Updated: Surviving outrage over ticketing fiascos and a crackdown on junk fees, this could be the biggest blow yet

Published May 22, 2024 10:17PM (EDT)
Updated May 23, 2024 2:34PM (EDT)
The Ticketmaster logo is seen in this photo illustration on 04 December, 2023 in Warsaw, Poland.  (Jaap Arriens/NurPhoto via Getty Images)
The Ticketmaster logo is seen in this photo illustration on 04 December, 2023 in Warsaw, Poland. (Jaap Arriens/NurPhoto via Getty Images)

Live Nation, the group behind Ticketmaster and countless controversies surrounding ticket fiascos, is facing a Department of Justice antitrust lawsuit, Attorney General Merrick Garland announced in a Thursday press conference.

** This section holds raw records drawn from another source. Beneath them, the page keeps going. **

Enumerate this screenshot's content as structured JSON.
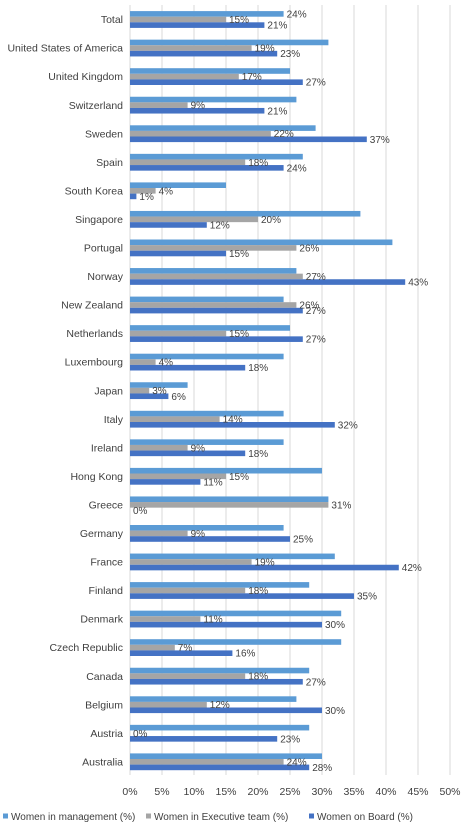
{
  "chart_data": {
    "type": "bar",
    "orientation": "horizontal",
    "categories": [
      "Total",
      "United States of America",
      "United Kingdom",
      "Switzerland",
      "Sweden",
      "Spain",
      "South Korea",
      "Singapore",
      "Portugal",
      "Norway",
      "New Zealand",
      "Netherlands",
      "Luxembourg",
      "Japan",
      "Italy",
      "Ireland",
      "Hong Kong",
      "Greece",
      "Germany",
      "France",
      "Finland",
      "Denmark",
      "Czech Republic",
      "Canada",
      "Belgium",
      "Austria",
      "Australia"
    ],
    "series": [
      {
        "name": "Women in management (%)",
        "color": "#5b9bd5",
        "values": [
          24,
          31,
          25,
          26,
          29,
          27,
          15,
          36,
          41,
          26,
          24,
          25,
          24,
          9,
          24,
          24,
          30,
          31,
          24,
          32,
          28,
          33,
          33,
          28,
          26,
          28,
          30
        ],
        "labels": [
          "24%",
          null,
          null,
          null,
          null,
          null,
          null,
          null,
          null,
          null,
          null,
          null,
          null,
          null,
          null,
          null,
          null,
          null,
          null,
          null,
          null,
          null,
          null,
          null,
          null,
          null,
          null
        ]
      },
      {
        "name": "Women in Executive team (%)",
        "color": "#a5a5a5",
        "values": [
          15,
          19,
          17,
          9,
          22,
          18,
          4,
          20,
          26,
          27,
          26,
          15,
          4,
          3,
          14,
          9,
          15,
          31,
          9,
          19,
          18,
          11,
          7,
          18,
          12,
          0,
          24
        ],
        "labels": [
          "15%",
          "19%",
          "17%",
          "9%",
          "22%",
          "18%",
          "4%",
          "20%",
          "26%",
          "27%",
          "26%",
          "15%",
          "4%",
          "3%",
          "14%",
          "9%",
          "15%",
          "31%",
          "9%",
          "19%",
          "18%",
          "11%",
          "7%",
          "18%",
          "12%",
          "0%",
          "24%"
        ]
      },
      {
        "name": "Women on Board (%)",
        "color": "#4472c4",
        "values": [
          21,
          23,
          27,
          21,
          37,
          24,
          1,
          12,
          15,
          43,
          27,
          27,
          18,
          6,
          32,
          18,
          11,
          0,
          25,
          42,
          35,
          30,
          16,
          27,
          30,
          23,
          28
        ],
        "labels": [
          "21%",
          "23%",
          "27%",
          "21%",
          "37%",
          "24%",
          "1%",
          "12%",
          "15%",
          "43%",
          "27%",
          "27%",
          "18%",
          "6%",
          "32%",
          "18%",
          "11%",
          "0%",
          "25%",
          "42%",
          "35%",
          "30%",
          "16%",
          "27%",
          "30%",
          "23%",
          "28%"
        ]
      }
    ],
    "xlim": [
      0,
      50
    ],
    "xticks": [
      "0%",
      "5%",
      "10%",
      "15%",
      "20%",
      "25%",
      "30%",
      "35%",
      "40%",
      "45%",
      "50%"
    ],
    "grid": true,
    "legend": "bottom",
    "title": "",
    "xlabel": "",
    "ylabel": ""
  }
}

"We allege ... [that] Live Nation relies on unlawful, anticompetitive conduct to exercise its monopolistic control over the live events industry," Garland said. "The result is that fans pay more in fees, artists have fewer opportunities to play concerts, smaller promoters get squeezed out, and venues have fewer real choices for ticketing services. It is time to break up Live Nation-Ticketmaster."

The company, which has allegedly engaged in price-gouging, tactics to push venues into exclusivity contracts, and other anti-competitive practices, has been the target of calls for regulation for years, coming to a head following the online sale for tickets to Taylor Swift’s “Eras Tour.”

Congressional condemnation and a Senate Judiciary Committee hearing yielded few policy changes, but the DOJ probe could prove the most decisive blow to the events giant yet, which owns and operates venues, sells tickets, and promotes live events. 

Live Nation saw 23 million attendees and made nearly $4 billion dollars in revenue in the first quarter of 2024, a record high for the company. Federal oversight could change the structure of the California-based company, threatening their near-total grip on major sporting and music events in the U.S.

"Live Nation-Ticketmaster locks out competition ticketing through the use of long-term exclusive ticketing contracts with venues that can last over a decade," Garland said, adding that the company also maintains control by "acquiring venues themselves with exclusive agreements that cover more than 70% of concert ticket sales at major concert venues across the country."

The Biden Administration, which announced a crackdown on “junk fees” in 2023, requiring companies like Live Nation’s Ticketmaster to disclose full prices up front, has taken broad actions to rein in monopolistic companies from taking advantage of consumers.

Antitrust suits against Apple and Google, as well action against major mergers between Spirit and Frontier airlines and Kroger and Albertsons, have positioned the administration as one ready to take on mega-corporations, but Live Nation will likely put up a fight.

Per Politico, Live Nation executives and lawyers met earlier this month with DOJ antitrust officials to try and dissuade their efforts to break up the company.